Cryptocurrency in Corporate and Sovereign Treasuries
In recent years, both corporations and nations have increasingly incorporated cryptocurrencies into their treasury management strategies. Traditional treasury assets such as cash, gold, and government bonds face challenges including inflationary erosion, interest rate and duration risks, and foreign exchange volatility. Cryptocurrencies like Bitcoin (BTC) and Ether (ETH), alongside stablecoins, offer alternatives that potentially preserve value, provide liquidity around the clock, and leverage digital infrastructure for rapid cross-border transfers.

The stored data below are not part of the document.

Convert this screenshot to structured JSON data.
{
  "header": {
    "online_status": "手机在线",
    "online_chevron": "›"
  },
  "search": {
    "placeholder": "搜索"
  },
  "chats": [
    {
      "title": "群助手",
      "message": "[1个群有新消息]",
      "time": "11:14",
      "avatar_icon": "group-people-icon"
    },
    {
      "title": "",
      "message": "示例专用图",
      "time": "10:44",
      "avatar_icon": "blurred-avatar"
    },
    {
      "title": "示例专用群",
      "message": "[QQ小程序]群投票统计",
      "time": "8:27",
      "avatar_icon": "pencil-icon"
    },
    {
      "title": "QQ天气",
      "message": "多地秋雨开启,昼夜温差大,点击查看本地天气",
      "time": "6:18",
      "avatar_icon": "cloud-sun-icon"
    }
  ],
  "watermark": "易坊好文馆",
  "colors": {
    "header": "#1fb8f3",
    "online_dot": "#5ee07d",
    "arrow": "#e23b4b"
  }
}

Bitcoin: The Digital Gold Standard
Bitcoin remains the most recognized and widely held cryptocurrency in treasury portfolios. Its fixed supply and active global markets make it an attractive hedge against inflation and currency risk. Governments such as El Salvador have adopted Bitcoin as legal tender, while others, including Bhutan, have quietly added BTC to their reserves. In the United States, legislative proposals like the Bitcoin Act seek to institutionalize BTC holdings at the federal level, and the Strategic Bitcoin Reserve established by executive order currently holds approximately 200,000 BTC acquired through forfeitures.

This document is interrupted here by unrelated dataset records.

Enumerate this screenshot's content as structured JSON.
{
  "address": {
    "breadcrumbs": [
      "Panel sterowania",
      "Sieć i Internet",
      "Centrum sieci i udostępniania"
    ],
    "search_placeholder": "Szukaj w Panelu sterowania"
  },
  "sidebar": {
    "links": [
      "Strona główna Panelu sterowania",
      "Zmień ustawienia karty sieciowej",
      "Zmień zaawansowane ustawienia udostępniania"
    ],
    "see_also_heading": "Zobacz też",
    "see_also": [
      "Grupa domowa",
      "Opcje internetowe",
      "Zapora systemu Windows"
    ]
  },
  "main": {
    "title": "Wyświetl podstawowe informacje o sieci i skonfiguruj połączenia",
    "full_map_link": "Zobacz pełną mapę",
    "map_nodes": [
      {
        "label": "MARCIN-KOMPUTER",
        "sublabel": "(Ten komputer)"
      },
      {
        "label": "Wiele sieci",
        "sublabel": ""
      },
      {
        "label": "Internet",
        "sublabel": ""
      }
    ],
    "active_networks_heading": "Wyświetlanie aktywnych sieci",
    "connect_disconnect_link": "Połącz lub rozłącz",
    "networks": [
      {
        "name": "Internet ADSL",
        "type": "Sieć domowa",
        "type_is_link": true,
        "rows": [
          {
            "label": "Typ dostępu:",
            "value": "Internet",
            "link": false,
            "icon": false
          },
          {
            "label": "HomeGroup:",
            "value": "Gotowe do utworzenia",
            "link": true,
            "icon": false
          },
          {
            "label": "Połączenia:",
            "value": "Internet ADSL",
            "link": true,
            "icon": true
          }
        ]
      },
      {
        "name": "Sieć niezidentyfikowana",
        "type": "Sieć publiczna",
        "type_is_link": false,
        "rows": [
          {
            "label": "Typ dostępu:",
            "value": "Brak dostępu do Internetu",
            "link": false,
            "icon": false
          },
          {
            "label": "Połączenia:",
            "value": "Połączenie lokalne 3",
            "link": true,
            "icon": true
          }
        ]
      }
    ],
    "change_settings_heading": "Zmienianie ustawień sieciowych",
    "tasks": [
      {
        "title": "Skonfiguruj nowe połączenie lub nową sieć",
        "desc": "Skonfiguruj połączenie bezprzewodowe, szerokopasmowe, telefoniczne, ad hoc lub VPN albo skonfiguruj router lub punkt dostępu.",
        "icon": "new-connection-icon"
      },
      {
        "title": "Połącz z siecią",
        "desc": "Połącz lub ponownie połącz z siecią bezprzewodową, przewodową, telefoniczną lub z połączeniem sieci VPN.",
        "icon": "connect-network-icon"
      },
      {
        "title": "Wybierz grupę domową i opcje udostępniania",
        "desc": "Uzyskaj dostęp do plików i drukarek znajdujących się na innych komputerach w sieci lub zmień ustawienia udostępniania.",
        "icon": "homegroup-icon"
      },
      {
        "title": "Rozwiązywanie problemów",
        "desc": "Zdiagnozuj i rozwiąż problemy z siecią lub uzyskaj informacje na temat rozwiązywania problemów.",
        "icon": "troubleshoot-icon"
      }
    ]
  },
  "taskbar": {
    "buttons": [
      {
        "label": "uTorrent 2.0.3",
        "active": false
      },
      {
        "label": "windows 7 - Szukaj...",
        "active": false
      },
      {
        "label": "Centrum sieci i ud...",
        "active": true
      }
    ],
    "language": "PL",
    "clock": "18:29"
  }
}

Corporations such as Strategy have amassed substantial Bitcoin reserves, favoring a long-term holding approach. Despite Bitcoin’s price volatility, its liquidity and status as a digital store of value underpin its appeal. However, generating yield from idle BTC requires engagement with external lending or derivatives markets.
Ether: The Programmable, Income-Generating Asset
Following Ethereum’s transition to proof-of-stake in 2022, Ether has emerged as a compelling treasury asset offering both value preservation and income generation through staking, which yields approximately 3% to 5% annually. This development distinguishes ETH from BTC, positioning it as a productive asset.
Ethereum’s extensive decentralized finance (DeFi) ecosystem provides treasuries with liquidity options without liquidating holdings. Additionally, Ethereum supports tokenized real-world assets such as bonds and commodities, enhancing its utility as a financial platform. Institutional interest in Ether is growing, evidenced by the launch of ETH-based exchange-traded funds and adoption by decentralized autonomous organizations (DAOs) as reserve assets.
Challenges persist, including regulatory uncertainties and technical complexities related to staking. Nonetheless, Ether’s combination of income potential and ecosystem utility makes it an increasingly attractive option for treasury diversification.
2025 Treasury Holdings: A Comparative Overview
As of September 10, 2025, Bitcoin remains the leading cryptocurrency held by treasuries, with over 1 million BTC controlled by corporations and institutions globally. In contrast, Ether holdings total approximately 4.91 million ETH across 73 entities, valued at over $21 billion. Notable holders such as Bitmine Immersion Tech possess over 2 million ETH, underscoring significant institutional commitment to Ether.
Data indicates divergent strategies: Bitcoin reserves are predominantly held idle for capital preservation, while a substantial portion of Ether is actively staked to generate returns. The number of publicly listed companies holding Bitcoin increased from 70 in late 2024 to 134 by mid-2025, accumulating nearly 245,000 BTC.
Dual Treasury Strategies: Combining Stability and Yield
Some organizations and governments are adopting dual treasury approaches, holding both Bitcoin and Ether to balance stability with income generation. The US government exemplifies this with its Strategic Bitcoin Reserve alongside a Digital Asset Stockpile that includes Ether.
Similarly, Bitmine Immersion Technologies combines a moderate Bitcoin reserve with a substantial Ether holding, reflecting a strategic shift from pure Bitcoin mining to diversified crypto treasury management.
This hybrid approach leverages Bitcoin’s global recognition as a reserve asset and Ether’s functional advantages within decentralized finance and tokenized markets.
Which Strategy Prevails in 2025?
The choice between Bitcoin and Ether treasuries depends largely on institutional priorities. Bitcoin’s role as digital gold makes it the preferred asset for capital security and liquidity. Ether’s staking yields and programmable features attract entities seeking active income and broader financial applications.
While Bitcoin currently leads in total treasury holdings, Ether’s expanding ecosystem and income potential signal growing adoption. Increasingly, treasuries may opt for a combined strategy to harness the complementary strengths of both cryptocurrencies.
FinOracleAI — Market View
The sustained growth in both Bitcoin and Ether treasury holdings reflects institutional confidence in cryptocurrencies as strategic reserve assets. Bitcoin’s dominance underscores its role as a stable, liquid store of value, while Ether’s staking yields and DeFi integration offer diversification and income generation. Risks include regulatory developments and market volatility, which could impact treasury valuations and strategies.
Investors and treasury managers should closely monitor regulatory clarity, staking performance, and adoption trends in tokenized assets on Ethereum. The evolving dual-asset approach suggests that combining BTC and ETH may become a best practice for balancing security with growth potential.